MATLAB: RMS error and Mean absolute error from text files

errorimage analysisImage Processing ToolboxinterpolationMATLABmean absolute errornanroot mean square error

There are 24 text files name from interpot_linear_00.txt to interpot_linear_24.txt in a folder. Each file consist on three columns( First is latitude, second is longitude and third column is temperature). I want to check best of my interpolation technique for 324 samples of temperature.

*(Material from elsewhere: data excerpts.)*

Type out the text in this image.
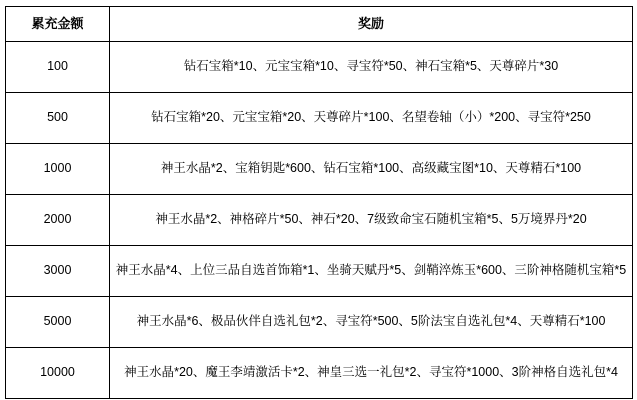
累充金额	奖励
100	钻石宝箱*10、元宝宝箱*10、寻宝符*50、神石宝箱*5、天尊碎片*30
500	钻石宝箱*20、元宝宝箱*20、天尊碎片*100、名望卷轴（小）*200、寻宝符*250
1000	神王水晶*2、宝箱钥匙*600、钻石宝箱*100、高级藏宝图*10、天尊精石*100
2000	神王水晶*2、神格碎片*50、神石*20、7级致命宝石随机宝箱*5、5万境界丹*20
3000	神王水晶*4、上位三品自选首饰箱*1、坐骑天赋丹*5、剑鞘淬炼玉*600、三阶神格随机宝箱*5
5000	神王水晶*6、极品伙伴自选礼包*2、寻宝符*500、5阶法宝自选礼包*4、天尊精石*100
10000	神王水晶*20、魔王李靖激活卡*2、神皇三选一礼包*2、寻宝符*1000、3阶神格自选礼包*4
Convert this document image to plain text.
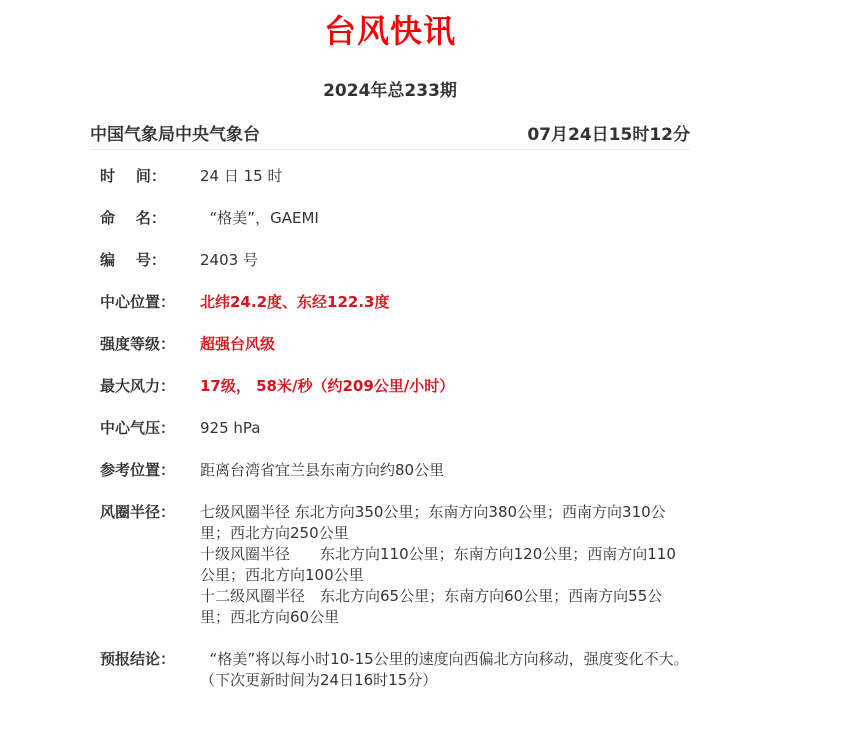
台风快讯
2024年总233期
中国气象局中央气象台	07月24日15时12分
时    间：	24 日 15 时
命    名：	“格美”，GAEMI
编    号：	2403 号
中心位置：	北纬24.2度、东经122.3度
强度等级：	超强台风级
最大风力：	17级， 58米/秒（约209公里/小时）
中心气压：	925 hPa
参考位置：	距离台湾省宜兰县东南方向约80公里
风圈半径：	七级风圈半径 东北方向350公里；东南方向380公里；西南方向310公里；西北方向250公里
十级风圈半径　　东北方向110公里；东南方向120公里；西南方向110公里；西北方向100公里
十二级风圈半径　东北方向65公里；东南方向60公里；西南方向55公里；西北方向60公里
预报结论：	“格美”将以每小时10-15公里的速度向西偏北方向移动，强度变化不大。
（下次更新时间为24日16时15分）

That why i randomly select 30% of samples and gives them -9999.0. Now using scatter data interpolation i consider -9999.0 as bad data values and based upon my 70% remaining samples interpolate -9999.0. After interpolating values of -9999.0 i cross check its value with its original one and calculate overall R.M.S error and Absolute mean error for each text file.

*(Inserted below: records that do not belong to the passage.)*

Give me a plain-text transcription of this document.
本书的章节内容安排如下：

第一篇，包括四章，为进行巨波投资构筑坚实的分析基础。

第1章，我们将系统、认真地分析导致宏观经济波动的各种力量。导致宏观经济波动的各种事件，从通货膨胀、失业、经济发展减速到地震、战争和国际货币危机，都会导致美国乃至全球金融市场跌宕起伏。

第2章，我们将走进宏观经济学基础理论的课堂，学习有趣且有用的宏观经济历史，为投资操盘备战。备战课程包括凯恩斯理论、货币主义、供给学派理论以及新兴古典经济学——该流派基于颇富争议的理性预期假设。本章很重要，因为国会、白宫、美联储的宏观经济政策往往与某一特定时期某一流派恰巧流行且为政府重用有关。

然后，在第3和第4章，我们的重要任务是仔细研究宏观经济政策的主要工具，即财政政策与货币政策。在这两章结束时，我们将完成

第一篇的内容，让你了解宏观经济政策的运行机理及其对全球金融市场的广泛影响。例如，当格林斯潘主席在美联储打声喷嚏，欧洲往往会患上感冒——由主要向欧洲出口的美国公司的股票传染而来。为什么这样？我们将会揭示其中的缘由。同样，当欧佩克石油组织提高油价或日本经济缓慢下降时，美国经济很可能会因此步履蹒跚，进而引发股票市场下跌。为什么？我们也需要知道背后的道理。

Here i am just try, but little task to remains which need assistance as in my comments
methods = {'natural'};
S = dir('interpot_linear_*.txt');
N = sort({S.name});
for K = 1 : length(N)
infile = N{K};
whichfile = sscanf(infile, 'interpot_linear_%c%c');
% Load the data
data = load(infile);
% separate the data columns, just to make the code clear
Lat = data(:,1); % Column 1 is Latitude
Lon = data(:,2); % Column 2 is Longitude
Tmp = data(:,3); % Column 3 is Temperature
% Creating 30% of sample as -9999.0
nr=round(n*0.3);
TE=Tmp(randperm(n,nr));
good_temp = find(TE);
TE(:)=-9999.000;
%makes another temperature column (say Tmp1) with same indices of randomly
%seclected but -9999.0 value.
% Find the "good" data points. It should be 70% of remaing samples?

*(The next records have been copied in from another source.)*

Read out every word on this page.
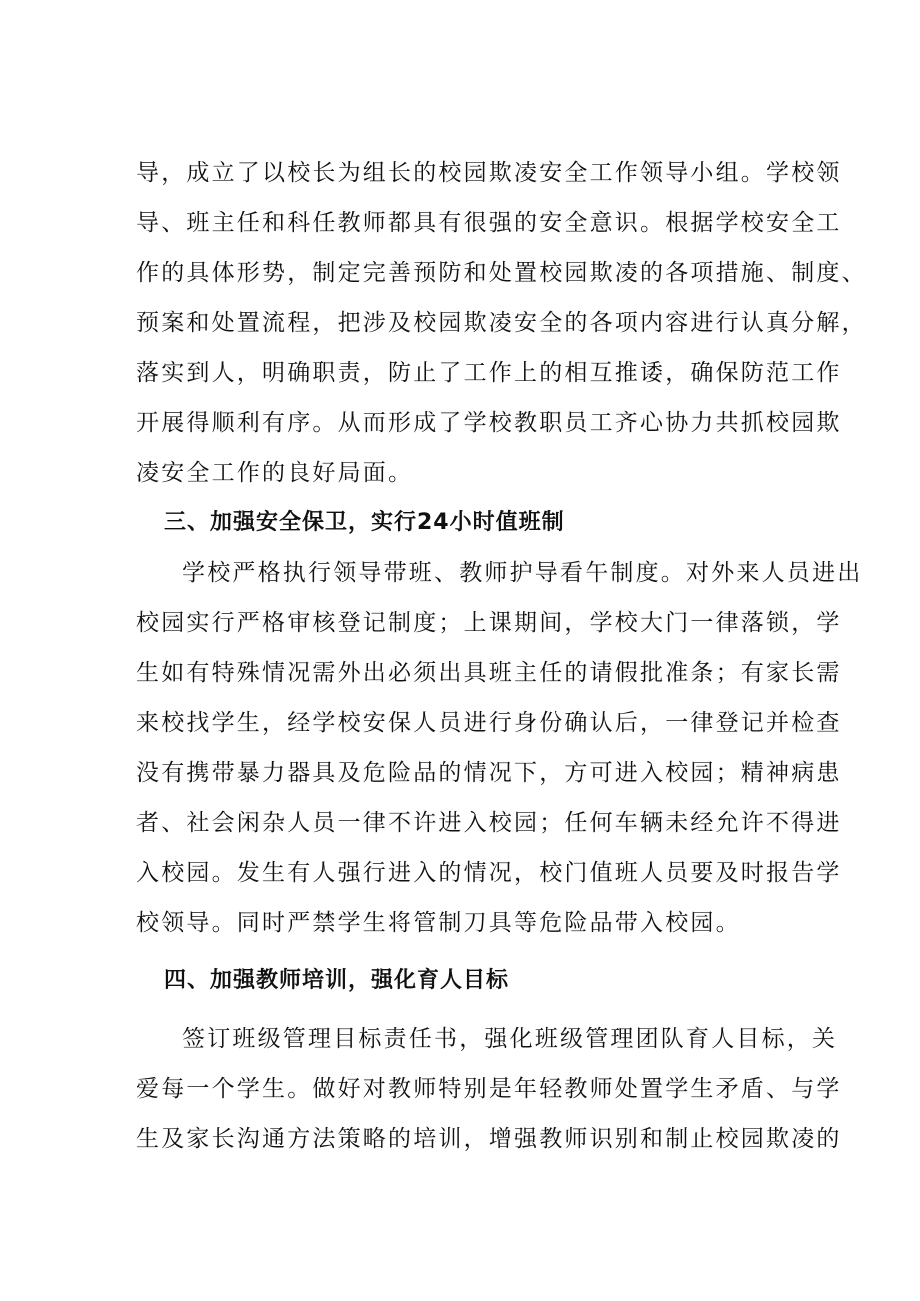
导，成立了以校长为组长的校园欺凌安全工作领导小组。学校领
导、班主任和科任教师都具有很强的安全意识。根据学校安全工
作的具体形势，制定完善预防和处置校园欺凌的各项措施、制度、
预案和处置流程，把涉及校园欺凌安全的各项内容进行认真分解，
落实到人，明确职责，防止了工作上的相互推诿，确保防范工作
开展得顺利有序。从而形成了学校教职员工齐心协力共抓校园欺
凌安全工作的良好局面。

三、加强安全保卫，实行24小时值班制

学校严格执行领导带班、教师护导看午制度。对外来人员进出
校园实行严格审核登记制度；上课期间，学校大门一律落锁，学
生如有特殊情况需外出必须出具班主任的请假批准条；有家长需
来校找学生，经学校安保人员进行身份确认后，一律登记并检查
没有携带暴力器具及危险品的情况下，方可进入校园；精神病患
者、社会闲杂人员一律不许进入校园；任何车辆未经允许不得进
入校园。发生有人强行进入的情况，校门值班人员要及时报告学
校领导。同时严禁学生将管制刀具等危险品带入校园。

四、加强教师培训，强化育人目标

签订班级管理目标责任书，强化班级管理团队育人目标，关
爱每一个学生。做好对教师特别是年轻教师处置学生矛盾、与学
生及家长沟通方法策略的培训，增强教师识别和制止校园欺凌的
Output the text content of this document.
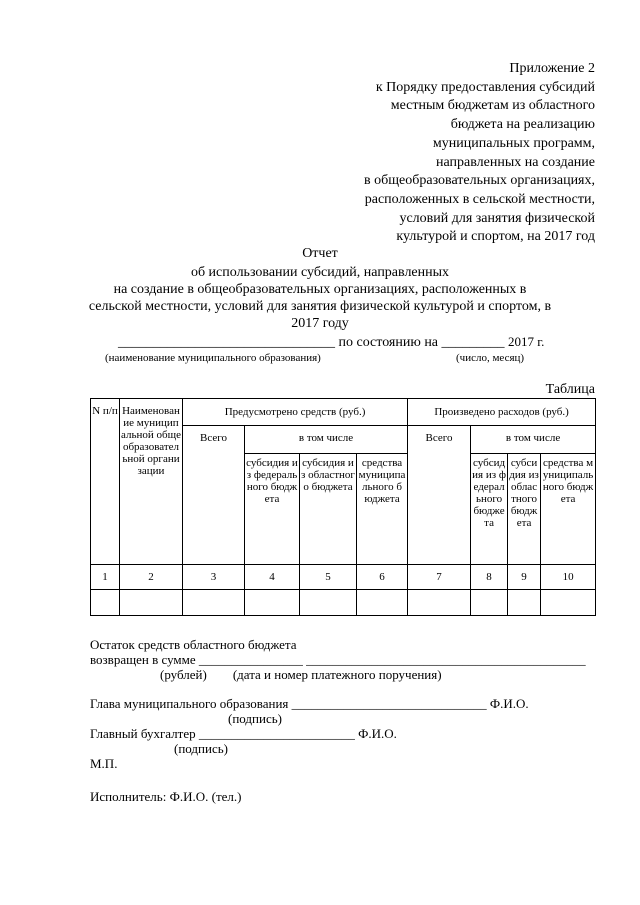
Приложение 2
к Порядку предоставления субсидий
местным бюджетам из областного
бюджета на реализацию
муниципальных программ,
направленных на создание
в общеобразовательных организациях,
расположенных в сельской местности,
условий для занятия физической
культурой и спортом, на 2017 год
Отчет
об использовании субсидий, направленных
на создание в общеобразовательных организациях, расположенных в
сельской местности, условий для занятия физической культурой и спортом, в
2017 году
_______________________________ по состоянию на _________ 2017 г.
(наименование муниципального образования)	(число, месяц)
Таблица
N п/п	Наименование муниципальной общеобразовательной организации	Предусмотрено средств (руб.)				Произведено расходов (руб.)			
		Всего	в том числе			Всего	в том числе		
			субсидия из федерального бюджета	субсидия из областного бюджета	средства муниципального бюджета		субсидия из федерального бюджета	субсидия из областного бюджета	средства муниципального бюджета
1	2	3	4	5	6	7	8	9	10

Остаток средств областного бюджета
возвращен в сумме ________________ ___________________________________________
(рублей)        (дата и номер платежного поручения)
Глава муниципального образования ______________________________ Ф.И.О.
(подпись)
Главный бухгалтер ________________________ Ф.И.О.
(подпись)
М.П.
Исполнитель: Ф.И.О. (тел.)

good_temp = find(Tmp > -9999.000);
% find the "bad" data points
bad_temp = find(Tmp == -9999.000);
for midx = 1 :length(methods)
method = methods{midx};
outfile = ['interpot_' method '_' whichfile '.txt'];
% creating vector
T = scatteredInterpolant(Lat(good_temp), Lon(good_temp), Tmp(good_temp), method);
% use the interpolation object to interpolate temperature values
interp_values = T(Lat(bad_temp), Lon(bad_temp));
% replace the bad values with the interpolated values
Tmp(bad_temp) = interp_values;
% Here i will calculate RMS error with formula for each file
RMS=sqrt(mean(Tmp(:).^2 - Tmp_new(:).^2));
%Here i am calculating Mean Absolute Error for each file with formula
MAE=sum(abs(Tmp(:)-Tmp_new(:)))/n;
% Here i will export results in a excel file.
end
end %files
After calculating RMS error and AM error for 24 text file. I want summery statistics in excel file( File no, RMS, AME etc.) My some text files has been attached with this post.
Please help!

Best Answer

...
% Creating 30% of sample as -9999.0
nr=round(n*0.3);
TE=Tmp(randperm(n,nr));
good_temp = find(TE);
...
In the code above you've not defined n which, it appears, should be length of the vectors or
n=size(data,1);
Then randperm will produce a pseudo-random sample of those indices as you've used it. BUT, what you've called "good_temp" is that 30% subset, not the remaining 70% so you're backwards on which group is which it would appear.
BTW, using just the indices is simpler; you don't need find there...
idx30=randperm(n,nr); % index of 30% for substitution
tmp(idx30)=nan; % use Nan instead of "magic number" for missing value
The remaining 70% are those which aren't members of the above set. It's simpler to use logical addressing than absolute for such cases; to generate use
ibad=ismember(1:n,idx30); % logical vector of 30% bad locations
igood=~ibad; % complementary "good" locations vector
Using the above index arrays, you don't need to do searching for the missing values; simply use the indexing array for the subset desired in expressions or, the isnan function or the builtin functions such as nanmean and friends which automagically handle NaN as missing value (latter may require Statistics Toolbox depending on release).